This is the beauty of the parliamentary system of government. It allows ill-suited leaders to be replaced with minimal trauma.
This week opened in Rome with the Italian parliament voting on the budget proposal submitted by Silvio Berlusconi’s government. That budget was passed by a resounding margin, 308 for and only 1 against.
But this was not the whole picture. The opposition, and some from Berlusconi’s own party, decided to abstain. In all, 321 deputies abstained from the vote. More deputies abstained than voted. The writing on the wall could not be clearer.
Berlusconi won his budget but lost his job.
Hours after the vote, Berlusconi announced his resignation as head of government. Had he not done that, a vote of confidence would have followed, the 52nd such vote in less than three years. The gregarious Tuscan would have lost that. In previous votes of confidence, he got by with the narrowest of margins. This week, his political stock had simply crashed through the floor.

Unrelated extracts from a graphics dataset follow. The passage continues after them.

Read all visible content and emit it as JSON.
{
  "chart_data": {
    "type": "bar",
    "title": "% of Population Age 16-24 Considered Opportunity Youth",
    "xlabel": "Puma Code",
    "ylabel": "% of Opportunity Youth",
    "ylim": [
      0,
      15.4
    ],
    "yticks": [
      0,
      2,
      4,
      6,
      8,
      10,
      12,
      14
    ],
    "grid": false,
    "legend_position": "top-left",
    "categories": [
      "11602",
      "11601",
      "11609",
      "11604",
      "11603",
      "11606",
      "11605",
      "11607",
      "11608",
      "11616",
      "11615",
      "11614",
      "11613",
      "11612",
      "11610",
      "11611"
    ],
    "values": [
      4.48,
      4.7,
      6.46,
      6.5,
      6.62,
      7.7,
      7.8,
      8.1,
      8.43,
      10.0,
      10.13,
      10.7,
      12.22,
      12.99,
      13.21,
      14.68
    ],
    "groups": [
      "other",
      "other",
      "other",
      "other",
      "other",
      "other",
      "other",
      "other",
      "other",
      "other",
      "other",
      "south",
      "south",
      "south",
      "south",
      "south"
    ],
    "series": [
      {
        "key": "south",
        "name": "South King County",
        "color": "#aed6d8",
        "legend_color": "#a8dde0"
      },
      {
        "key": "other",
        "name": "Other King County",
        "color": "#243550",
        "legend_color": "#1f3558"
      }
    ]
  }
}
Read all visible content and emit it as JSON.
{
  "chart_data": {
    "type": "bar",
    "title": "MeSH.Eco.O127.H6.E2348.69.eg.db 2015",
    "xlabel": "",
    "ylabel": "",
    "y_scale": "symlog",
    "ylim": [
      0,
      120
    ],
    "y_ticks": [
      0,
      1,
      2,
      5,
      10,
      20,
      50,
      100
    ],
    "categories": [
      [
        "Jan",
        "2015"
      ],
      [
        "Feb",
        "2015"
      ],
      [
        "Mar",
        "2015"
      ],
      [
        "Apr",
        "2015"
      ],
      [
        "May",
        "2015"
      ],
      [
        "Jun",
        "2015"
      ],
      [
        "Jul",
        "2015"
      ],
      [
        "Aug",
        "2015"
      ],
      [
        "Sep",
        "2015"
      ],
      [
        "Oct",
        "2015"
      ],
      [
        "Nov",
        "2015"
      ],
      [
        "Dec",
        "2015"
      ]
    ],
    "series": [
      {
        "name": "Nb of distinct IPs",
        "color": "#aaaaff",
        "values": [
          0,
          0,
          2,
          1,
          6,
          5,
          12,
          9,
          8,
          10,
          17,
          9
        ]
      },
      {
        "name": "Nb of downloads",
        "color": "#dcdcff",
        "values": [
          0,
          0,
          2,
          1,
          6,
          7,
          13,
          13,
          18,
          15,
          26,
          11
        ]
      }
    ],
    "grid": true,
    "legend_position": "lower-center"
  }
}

What a civilized way of doing things.
The opposition did not have to hold the national budget hostage to partisan design. They showed their numbers, and their displeasure, without being too explicit about it. The story, after all, is best told by the fiscal numbers and not by the flourish of political speeches.
Enough talk. Some hard work needs to be done the next few days.

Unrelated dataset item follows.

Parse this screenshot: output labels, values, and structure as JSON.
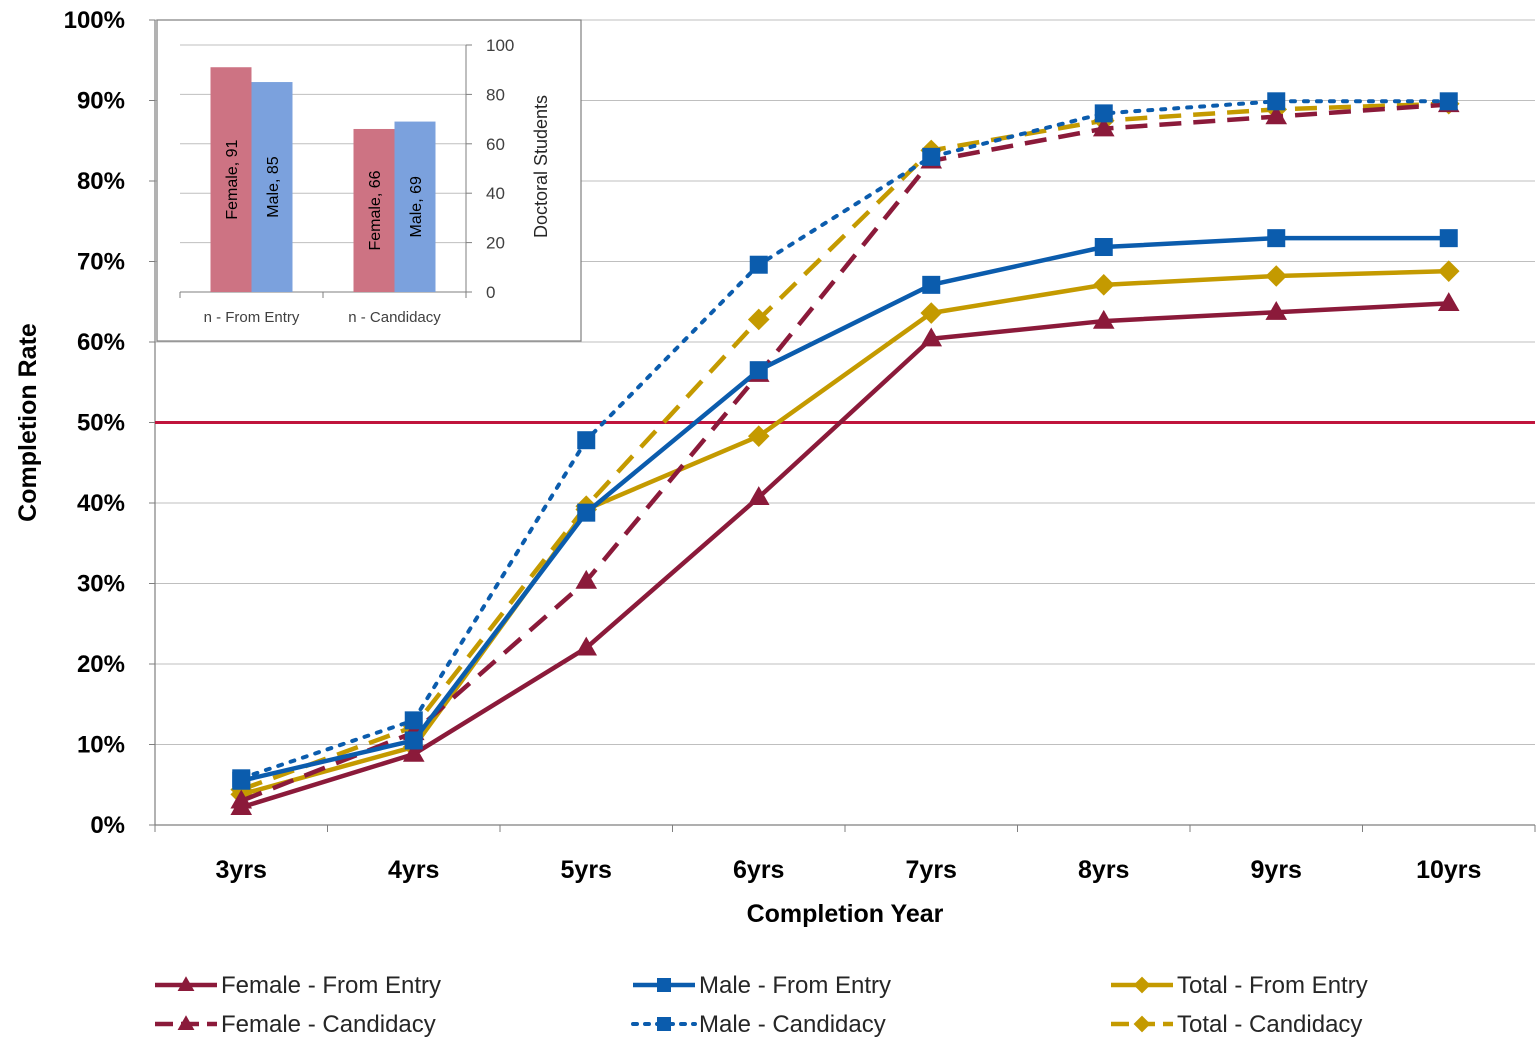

Berlusconi is a lovable oaf, but an oaf nonetheless. People no longer want to talk about his orgies or wallow in their leader’s lost love life. They no longer want to listen to his vacuous oratory. They need to be led by someone with a plan, no longer by someone with just the charm.
Italy’s outstanding national debt now stands at 120 percent of the country’s GDP. In a word, its debt was now larger than its economy. This is not a small economy, mind you. It is Europe’s third largest. That sends powerful ripples of panic through the world’s markets.
Immediately before the budget vote, the interest rate for Italian sovereign borrowing spiked to a record high of 6.73 percent. Unless something dramatic happens in the way this country is economically governed, the pricing for Italian bonds (reflecting the risk involved in lending to a land with lackadaisical leadership) will simply be unsustainable.
Berlusconi can no longer be the one to provide the dramatic and tough changes that need to happen. Despite his many colorful years as prime minister, he really has no track record for economic governance. His people have lost confidence in him. There is no room for the politics of bread and circuses in the dire straits Italy now finds itself in.
There is now a frantic search for someone to lead the unity government in the offing in Rome. That unity government brings together the political parties behind an agenda to pull Italy out of its fiscal predicament. The public sense is that Italy needs a technocrat at this time, not a politician.
That is the same sense in Greece at this time.
Like his contemporary Berlusconi, George Papandreou was in denial for a long time. He tried to hold on to power by holding hostage to an unseemly referendum the pan-European financial package forged last week. That ploy backfired. Not only did it alarm the global market, in angered the political parties at home.
A week is truly a short time in politics.
Last week, Papandreou was riding high on what seemed like an EU consensus to save Greece from bankruptcy even at great costs to the other, better governed, countries in the Eurozone. But his functionality in the quickly changing scheme of things ran out rapidly.
This week, a rare consensus formed in Athens. All the political parties closed ranks to endorse that tough package of fiscal reforms required to pull the Greek economy out of bankruptcy. That consensus also excludes Papandreou from the equation.
Like Berlusconi, Papandreou will be out of a job this week. His impressive political lineage will not save him from the fact that he has become irrelevant to the task of meeting the challenges ahead.
As of this writing, hard negotiations are happening in Athens over the terms of a unity government that will lead the country out of this mess. According to reports, a leading Greek technocrat is being summoned back home to lead the nation through the difficult phase of adjustments that lies ahead.
Lucas Papademo, whose name is now increasingly mentioned, is a former governor of the Greek central bank. A trained economist, he now lectures at Harvard. By no means a politician, he is considered the man capable of putting together a plan and rallying his people behind it.
The other possible leader is Papandreou’s own finance minister, also a technocrat with a firm grasp of the requirements for adept economic management. This was the man who immediately, and loudly, denounced Papandreou’s bizarre proposal to hold a referendum on a clearly unpopular but absolutely necessary package of reforms.
The events in both Athens and Rome indicate a vital shift in legitimacy from politicians to technocrats in a period where all the vital issues are economic and financial in nature. Enough of those who give speeches without substance, who imagine the world in partisan terms and are incapable of putting together grand plans for nations.
The beauty of the parliamentary form is that it allows this shift to happen, feasibly easing from power those who have outlived their relevance to the complex challenges facing modern economies. Too bad we do not have the institutional means to do that here.